Acá no hay calles y ni carreras, sino canales de agua por los que se deslizan las canoas, las tinas o las ‘patinetas acuáticas’, creadas con cartones y tarros inflados, con las que los niños juegan y se movilizan. Niños que hoy son testigos de una cultura anfibia que lleva más de dos siglos resistiendo, celebrando y transformándose.
Visitar Nueva Venecia es vivir un encuentro de saberes sobre el ecosistema de la ciénaga y la fabricación de canoas de palma, de herencias musicales afrocolombianas -como el 'baile negro’- que se preservan en este rincón acuático, y de prácticas comunitarias como la pesca, que es el sustento de la población y una forma de trabajo que se trasmite de generación en generación.
Este paraíso anfibio, que hoy pinta de colores sus casas, no ha estado exento de dolor. A principios de los años 2000, la violencia golpeó con fuerza a Nueva Venecia y a otros pueblos vecinos como Bocas de Aracataca y Buenavista. Las masacres perpetradas por grupos armados dejaron cicatrices profundas en la memoria colectiva de la región.
No obstante, como ocurre con el agua, que siempre encuentra camino, la comunidad ha buscado formas de salir a flote. Gracias al trabajo comunitario, la memoria y las cicatrices comenzaron a sanarse con color. Las casas, antes opacas, hoy brillan con tonos vibrantes que reflejan la resiliencia de una comunidad que se niega a desaparecer.
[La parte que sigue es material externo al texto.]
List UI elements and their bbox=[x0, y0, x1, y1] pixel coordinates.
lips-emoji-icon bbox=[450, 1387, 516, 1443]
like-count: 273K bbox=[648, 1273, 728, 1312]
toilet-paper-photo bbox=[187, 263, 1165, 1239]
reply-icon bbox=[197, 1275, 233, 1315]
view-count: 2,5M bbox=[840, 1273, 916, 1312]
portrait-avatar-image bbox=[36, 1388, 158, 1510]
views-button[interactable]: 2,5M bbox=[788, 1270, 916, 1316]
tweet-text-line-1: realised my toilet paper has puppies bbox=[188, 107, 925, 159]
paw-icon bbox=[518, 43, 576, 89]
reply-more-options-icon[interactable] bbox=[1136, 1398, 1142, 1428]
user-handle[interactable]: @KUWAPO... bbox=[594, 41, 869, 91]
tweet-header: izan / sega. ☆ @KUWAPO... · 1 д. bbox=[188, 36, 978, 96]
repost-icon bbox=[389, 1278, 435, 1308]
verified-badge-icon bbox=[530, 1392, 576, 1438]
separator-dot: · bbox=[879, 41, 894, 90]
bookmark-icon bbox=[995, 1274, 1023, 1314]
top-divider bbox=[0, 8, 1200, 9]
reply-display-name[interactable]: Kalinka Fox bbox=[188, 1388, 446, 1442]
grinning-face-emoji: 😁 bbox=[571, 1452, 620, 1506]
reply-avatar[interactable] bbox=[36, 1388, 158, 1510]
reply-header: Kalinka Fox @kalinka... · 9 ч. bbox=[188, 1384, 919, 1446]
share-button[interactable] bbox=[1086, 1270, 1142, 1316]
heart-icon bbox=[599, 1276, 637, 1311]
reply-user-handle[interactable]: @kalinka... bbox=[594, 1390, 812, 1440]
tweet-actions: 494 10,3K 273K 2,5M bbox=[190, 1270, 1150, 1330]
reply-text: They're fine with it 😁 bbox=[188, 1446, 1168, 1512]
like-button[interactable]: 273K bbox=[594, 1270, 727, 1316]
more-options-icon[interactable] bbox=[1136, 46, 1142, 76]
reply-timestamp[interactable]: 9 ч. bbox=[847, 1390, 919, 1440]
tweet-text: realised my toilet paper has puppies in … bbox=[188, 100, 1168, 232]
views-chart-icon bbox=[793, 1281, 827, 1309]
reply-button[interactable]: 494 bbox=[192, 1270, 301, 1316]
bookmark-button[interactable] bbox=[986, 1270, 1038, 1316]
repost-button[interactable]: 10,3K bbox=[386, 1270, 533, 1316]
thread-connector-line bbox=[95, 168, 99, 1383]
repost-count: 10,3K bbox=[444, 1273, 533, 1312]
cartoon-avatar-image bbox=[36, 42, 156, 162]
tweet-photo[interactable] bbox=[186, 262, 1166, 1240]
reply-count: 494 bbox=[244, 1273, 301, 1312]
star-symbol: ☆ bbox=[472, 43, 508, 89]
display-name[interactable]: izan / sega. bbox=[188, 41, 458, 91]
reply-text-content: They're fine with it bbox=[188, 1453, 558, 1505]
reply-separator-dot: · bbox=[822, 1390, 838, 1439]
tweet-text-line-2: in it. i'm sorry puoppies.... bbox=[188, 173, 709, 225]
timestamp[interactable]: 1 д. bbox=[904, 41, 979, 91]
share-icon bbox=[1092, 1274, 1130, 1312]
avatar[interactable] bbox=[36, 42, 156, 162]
Donde el turismo se ha convertido en una esperanza para sus habitantes, quienes trabajan para transformar a Nueva Venecia en un “destino con color”.
Fluir con el
agua para
sanar heridas

Un turismo que preserve la esencia de las comunidades y los ecosistemas
Para llegar a este pueblo palafito se debe hacer una travesía en lancha desde Sitio Nuevo o Tasajera, de más o menos una hora, que permite disfrutar del paisaje natural y de una rica diversidad de aves.
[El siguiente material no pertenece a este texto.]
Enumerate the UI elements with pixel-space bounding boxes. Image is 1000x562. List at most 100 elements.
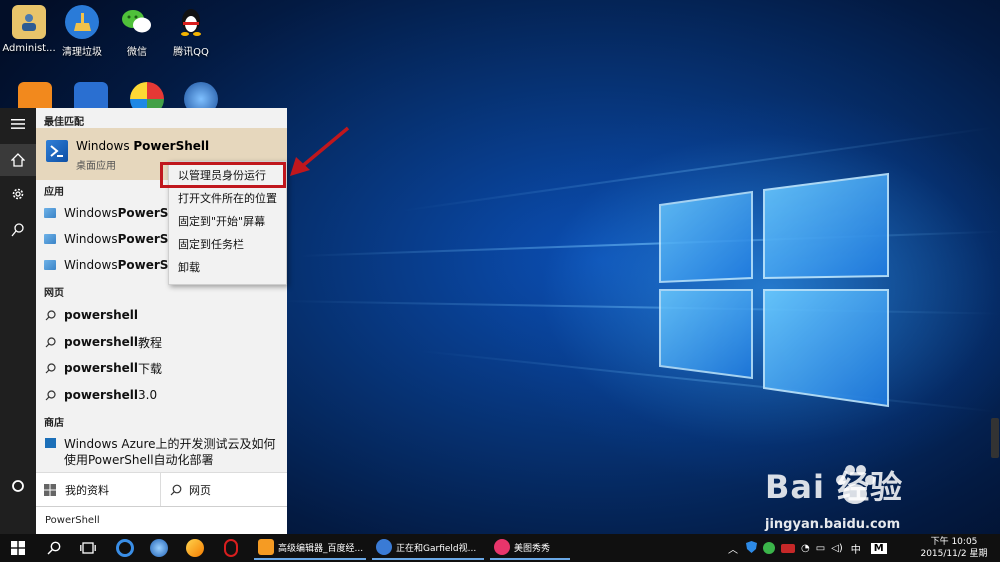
chevron-up-icon[interactable]: ︿ (728, 541, 738, 556)
chat-tray-icon[interactable]: ▭ (816, 543, 825, 554)
desktop-icon-label: Administ... (2, 43, 56, 54)
desktop-icon-qq[interactable]: 腾讯QQ (162, 5, 220, 58)
task-view-icon (80, 542, 96, 554)
qq-penguin-icon (174, 5, 208, 39)
web-suggestion-item[interactable]: powershell (36, 302, 287, 328)
broom-icon (65, 5, 99, 39)
web-scope-button[interactable]: 网页 (170, 473, 211, 507)
taskbar-window-editor[interactable]: 高级编辑器_百度经... (254, 536, 366, 560)
ime-language-indicator[interactable]: 中 (851, 541, 861, 556)
taskbar-pinned-app[interactable] (216, 534, 246, 562)
web-heading: 网页 (44, 288, 64, 299)
clock-time: 下午 10:05 (930, 537, 978, 547)
uc-browser-icon (258, 539, 274, 555)
ie-app-icon (150, 539, 168, 557)
task-view-button[interactable] (72, 534, 104, 562)
web-suggestion-bold: powershell (64, 335, 139, 349)
start-menu-rail (0, 108, 36, 534)
home-icon[interactable] (0, 144, 36, 176)
best-match-heading: 最佳匹配 (44, 117, 84, 128)
clock-date: 2015/11/2 星期一 (920, 549, 988, 562)
app-result-prefix: Windows (64, 206, 118, 220)
store-result-label: Windows Azure上的开发测试云及如何使用PowerShell自动化部署 (64, 437, 276, 467)
web-suggestion-item[interactable]: powershell 下载 (36, 355, 287, 381)
chat-app-icon (376, 539, 392, 555)
windows-start-icon (11, 541, 25, 555)
taskbar-clock[interactable]: 下午 10:05 2015/11/2 星期一 (918, 536, 990, 562)
web-suggestion-suffix: 教程 (138, 335, 163, 350)
web-suggestion-bold: powershell (64, 388, 139, 402)
pin-to-taskbar-item[interactable]: 固定到任务栏 (169, 233, 286, 255)
shield-icon[interactable] (746, 540, 757, 556)
start-button[interactable] (0, 534, 36, 562)
powershell-icon (46, 140, 68, 162)
ime-mode-indicator[interactable]: M (870, 542, 887, 554)
taskbar: 高级编辑器_百度经... 正在和Garfield视... 美图秀秀 ︿ ◔ ▭ … (0, 534, 1000, 562)
powershell-small-icon (44, 234, 56, 244)
web-suggestion-bold: powershell (64, 308, 139, 322)
open-file-location-item[interactable]: 打开文件所在的位置 (169, 187, 286, 209)
circle-icon[interactable] (0, 470, 36, 502)
search-input-value: PowerShell (45, 515, 100, 526)
feedback-icon[interactable] (0, 214, 36, 246)
annotation-arrow-icon (290, 126, 350, 176)
my-stuff-button[interactable]: 我的资料 (44, 473, 109, 507)
paw-icon (836, 465, 875, 504)
desktop-icon-label: 腾讯QQ (173, 47, 209, 58)
taskbar-window-chat[interactable]: 正在和Garfield视... (372, 536, 484, 560)
system-tray: ︿ ◔ ▭ ◁) 中 M (728, 534, 887, 562)
store-app-icon (45, 438, 56, 448)
apps-heading: 应用 (44, 187, 64, 198)
taskbar-search-button[interactable] (38, 534, 70, 562)
web-suggestion-item[interactable]: powershell 教程 (36, 329, 287, 355)
web-suggestion-suffix: 3.0 (138, 388, 158, 402)
search-icon (44, 362, 56, 374)
taskbar-pinned-app[interactable] (180, 534, 210, 562)
desktop-icon-clean[interactable]: 清理垃圾 (53, 5, 111, 58)
taskbar-pinned-app[interactable] (144, 534, 174, 562)
search-icon (44, 309, 56, 321)
desktop-icon-wechat[interactable]: 微信 (108, 5, 166, 58)
web-scope-label: 网页 (189, 484, 211, 497)
best-match-title-bold: PowerShell (133, 139, 210, 153)
store-heading: 商店 (44, 418, 64, 429)
search-icon (170, 484, 182, 496)
meitu-icon (494, 539, 510, 555)
web-suggestion-item[interactable]: powershell 3.0 (36, 382, 287, 408)
taskbar-pinned-app[interactable] (110, 534, 140, 562)
pin-to-start-item[interactable]: 固定到"开始"屏幕 (169, 210, 286, 232)
best-match-title: Windows PowerShell (76, 139, 209, 153)
taskbar-window-meitu[interactable]: 美图秀秀 (490, 536, 570, 560)
web-suggestion-suffix: 下载 (138, 361, 163, 376)
search-icon (44, 389, 56, 401)
fire-browser-icon (186, 539, 204, 557)
gear-icon[interactable] (0, 178, 36, 210)
powershell-small-icon (44, 260, 56, 270)
highlight-box (160, 162, 286, 188)
scope-divider (160, 473, 161, 507)
wechat-icon (120, 5, 154, 39)
taskbar-window-label: 高级编辑器_百度经... (278, 543, 364, 554)
menu-icon[interactable] (0, 108, 36, 140)
network-drive-icon[interactable] (781, 543, 795, 553)
store-result-item[interactable]: Windows Azure上的开发测试云及如何使用PowerShell自动化部署 (36, 434, 287, 470)
desktop-icon-administrator[interactable]: Administ... (0, 5, 58, 54)
uninstall-item[interactable]: 卸载 (169, 256, 286, 278)
security-app-icon[interactable] (763, 542, 775, 554)
my-stuff-label: 我的资料 (65, 484, 109, 497)
folder-user-icon (12, 5, 46, 39)
scrollbar-handle[interactable] (991, 418, 999, 458)
app-result-prefix: Windows (64, 258, 118, 272)
taskbar-window-label: 美图秀秀 (514, 543, 551, 554)
taskbar-window-label: 正在和Garfield视... (396, 543, 477, 554)
baidu-watermark-url: jingyan.baidu.com (765, 517, 901, 532)
wifi-icon[interactable]: ◔ (801, 543, 810, 554)
search-scope-row: 我的资料 网页 (36, 472, 287, 507)
windows-logo-icon (659, 172, 889, 408)
qq-penguin-icon (224, 539, 238, 557)
web-suggestion-bold: powershell (64, 361, 139, 375)
desktop-icon-label: 微信 (127, 47, 147, 58)
volume-icon[interactable]: ◁) (831, 543, 843, 554)
search-input[interactable]: PowerShell (36, 506, 287, 534)
powershell-small-icon (44, 208, 56, 218)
La ciénaga que acoge a Nueva Venecia es el producto natural del cruce entre aguas dulces que bajan de la Sierra Nevada y el caudaloso río Magdalena, con las aguas saladas del mar Caribe. Este intercambio ha generado un ecosistema biodiverso, un santuario para aves migratorias y nativas que decoran el cielo con sus vuelos.
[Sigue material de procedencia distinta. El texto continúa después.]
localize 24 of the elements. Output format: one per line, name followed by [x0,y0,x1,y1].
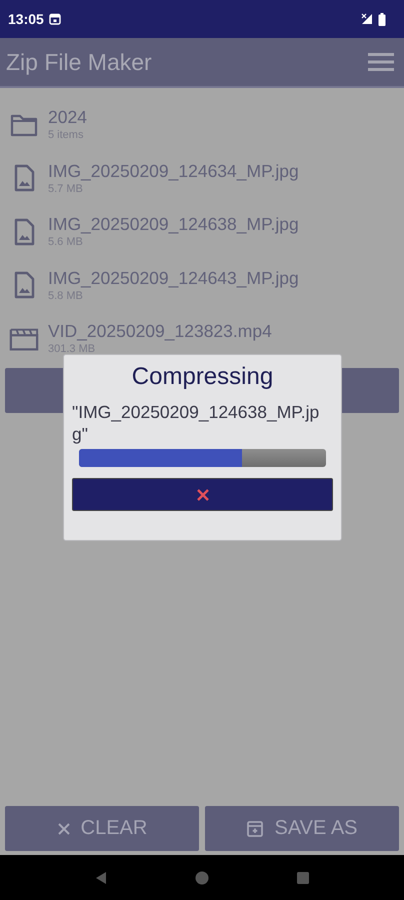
back-icon[interactable] [94,870,108,884]
close-icon [56,822,71,836]
file-name: IMG_20250209_124638_MP.jpg [48,214,299,236]
menu-icon[interactable] [368,52,394,72]
folder-icon [9,112,39,137]
close-icon [196,488,210,502]
recents-icon[interactable] [296,870,310,884]
calendar-icon [48,13,61,25]
home-icon[interactable] [194,870,209,884]
file-name: VID_20250209_123823.mp4 [48,321,272,342]
save-as-button[interactable]: SAVE AS [205,806,399,851]
dialog-title: Compressing [132,363,274,391]
battery-icon [378,12,386,26]
signal-icon [361,13,373,25]
dialog-message: "IMG_20250209_124638_MP.jpg" [72,401,320,445]
cancel-button[interactable] [72,478,333,511]
clapperboard-icon [9,326,39,352]
file-name: 2024 [48,107,87,128]
clear-button[interactable]: CLEAR [5,806,199,851]
archive-icon [246,820,264,838]
file-name: IMG_20250209_124643_MP.jpg [48,268,299,289]
status-time: 13:05 [8,11,44,27]
file-name: IMG_20250209_124634_MP.jpg [48,160,299,182]
app-title: Zip File Maker [6,48,152,76]
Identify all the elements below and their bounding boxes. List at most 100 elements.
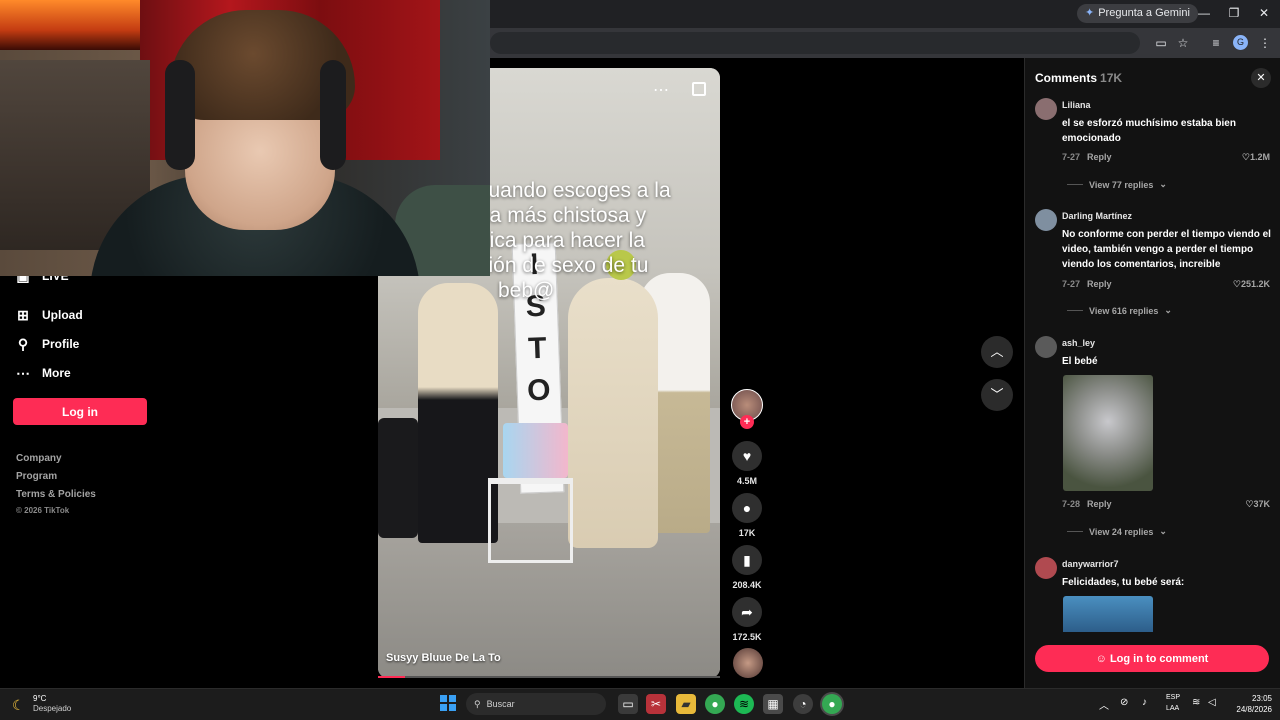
follow-plus-icon[interactable]: + [740,415,754,429]
close-comments-button[interactable]: ✕ [1251,68,1271,88]
chevron-down-icon: ﹀ [990,387,1004,402]
bookmark-star-icon[interactable]: ☆ [1174,34,1192,52]
video-person-left [418,283,498,543]
comment-like-count: 1.2M [1249,152,1270,162]
sidebar-item-profile[interactable]: ⚲ Profile [16,334,79,354]
view-replies-button[interactable]: View 24 replies ⌄ [1067,526,1167,537]
sidebar-item-label: Profile [42,337,80,351]
spotify-icon[interactable]: ≋ [734,694,754,714]
comment-sticker-image[interactable] [1063,375,1153,491]
footer-link-program[interactable]: Program [16,471,57,482]
comment-username[interactable]: danywarrior7 [1062,559,1119,569]
comment-button[interactable]: ● [732,493,762,523]
login-button[interactable]: Log in [13,398,147,425]
previous-video-button[interactable]: ︿ [981,336,1013,368]
windows-start-icon[interactable] [440,695,456,711]
comment-like[interactable]: ♡251.2K [1233,279,1270,290]
like-count: 4.5M [736,476,757,486]
comments-header: Comments 17K [1035,71,1122,85]
comment-username[interactable]: Darling Martínez [1062,211,1132,221]
input-layout[interactable]: LAA [1166,705,1179,712]
fullscreen-icon[interactable] [692,82,706,96]
comment-username[interactable]: Liliana [1062,100,1091,110]
restore-button[interactable]: ❐ [1222,4,1246,22]
volume-icon[interactable]: ◁ [1208,697,1216,708]
reply-button[interactable]: Reply [1087,279,1112,289]
gemini-sparkle-icon: ✦ [1085,7,1095,19]
comments-title: Comments [1035,71,1098,85]
minimize-button[interactable]: — [1192,4,1216,22]
comments-count: 17K [1100,71,1123,85]
view-replies-label: View 77 replies [1089,179,1154,190]
close-icon: ✕ [1256,72,1266,84]
reply-button[interactable]: Reply [1087,152,1112,162]
task-view-icon[interactable]: ▭ [618,694,638,714]
save-button[interactable]: ▮ [732,545,762,575]
login-to-comment-button[interactable]: ☺ Log in to comment [1035,645,1269,672]
divider [1067,184,1083,185]
divider [1067,310,1083,311]
chevron-down-icon: ⌄ [1159,179,1167,189]
address-bar[interactable] [490,32,1140,54]
sidebar-item-more[interactable]: ⋯ More [16,363,71,383]
weather-description[interactable]: Despejado [33,704,71,713]
comment-sticker-image[interactable] [1063,596,1153,632]
input-language[interactable]: ESP [1166,694,1180,701]
view-replies-button[interactable]: View 77 replies ⌄ [1067,179,1167,190]
comment-username[interactable]: ash_ley [1062,338,1095,348]
profile-avatar[interactable]: G [1233,35,1248,50]
comment-text: No conforme con perder el tiempo viendo … [1062,229,1271,270]
tray-network-off-icon[interactable]: ⊘ [1120,697,1128,708]
tray-microphone-icon[interactable]: ♪ [1142,697,1147,708]
comment-avatar[interactable] [1035,98,1057,120]
comment-avatar[interactable] [1035,557,1057,579]
view-replies-button[interactable]: View 616 replies ⌄ [1067,305,1172,316]
share-arrow-icon: ➦ [741,604,753,620]
snipping-tool-icon[interactable]: ✂ [646,694,666,714]
clock-time[interactable]: 23:05 [1232,694,1272,703]
comment-avatar[interactable] [1035,209,1057,231]
comment-text: el se esforzó muchísimo estaba bien emoc… [1062,118,1236,144]
tab-search-icon[interactable]: ≡ [1207,34,1225,52]
tray-chevron-up-icon[interactable]: ︿ [1099,697,1109,712]
window-close-button[interactable]: ✕ [1252,4,1276,22]
video-author[interactable]: Susyy Bluue De La To [386,652,501,664]
file-explorer-icon[interactable]: ▰ [676,694,696,714]
wifi-icon[interactable]: ≋ [1192,697,1200,708]
chevron-up-icon: ︿ [990,344,1004,359]
chevron-down-icon: ⌄ [1159,526,1167,536]
reply-button[interactable]: Reply [1087,499,1112,509]
profile-icon: ⚲ [17,335,29,352]
share-button[interactable]: ➦ [732,597,762,627]
chrome-icon[interactable]: ● [705,694,725,714]
chrome-menu-icon[interactable]: ⋮ [1256,34,1274,52]
webcam-headset-right [320,60,346,170]
calculator-icon[interactable]: ▦ [763,694,783,714]
moon-icon[interactable]: ☾ [12,697,25,714]
sidebar-item-upload[interactable]: ⊞ Upload [16,305,83,325]
next-video-button[interactable]: ﹀ [981,379,1013,411]
comment-like[interactable]: ♡1.2M [1242,152,1270,163]
comment-avatar[interactable] [1035,336,1057,358]
video-more-options-icon[interactable]: ⋯ [653,80,669,100]
weather-temperature[interactable]: 9°C [33,694,46,703]
caption-line: nica para hacer la [478,229,645,252]
taskbar-search[interactable]: ⚲ Buscar [466,693,606,715]
comment-like-count: 251.2K [1240,279,1270,289]
like-button[interactable]: ♥ [732,441,762,471]
app-icon[interactable]: ◔ [793,694,813,714]
footer-link-company[interactable]: Company [16,453,62,464]
gemini-button[interactable]: ✦ Pregunta a Gemini [1077,4,1198,23]
sidebar-item-label: More [42,366,71,380]
chrome-active-icon[interactable]: ● [822,694,842,714]
share-count: 172.5K [732,632,762,642]
comment-like[interactable]: ♡37K [1245,499,1270,510]
footer-link-terms[interactable]: Terms & Policies [16,489,96,500]
clock-date[interactable]: 24/8/2026 [1225,705,1272,714]
view-replies-label: View 616 replies [1089,305,1159,316]
banner-letter: O [526,373,552,408]
music-disc-icon[interactable] [733,648,763,678]
video-progress-bar[interactable] [378,676,720,678]
chevron-down-icon: ⌄ [1164,305,1172,315]
cast-icon[interactable]: ▭ [1152,34,1170,52]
Todo llega en lancha y todo se moviliza por la pesca. Los partos son atendidos por mujeres sabias del pueblo. Los niños crecen aprendiendo a nadar antes que a caminar y van al colegio en canoas. Incluso, los animales domésticos, como perros y cerdos, han aprendido a adaptarse a este entorno acuático.
Adentrarse en Nueva Venecia es una invitación a encontrarse con otras formas de habitar el mundo, a repensar nuestra relación con el agua y buscar formas de relacionarnos con ella y aprovechar este valioso recurso sin contaminarlo. Es escuchar historias contadas desde la canoa, probar el pescado recién sacado del agua y entender que la vida también puede construirse flotando.
Aquí cada visitante es testigo de la creatividad humana, de una comunidad que, a pesar de las adversidades, ha sabido conservar su esencia. Y un recordatorio para entender que el turismo es mucho más que disfrutar: es un acto de aprendizaje, de respeto y de intercambio, que nos hace valorar el espíritu de cada destino.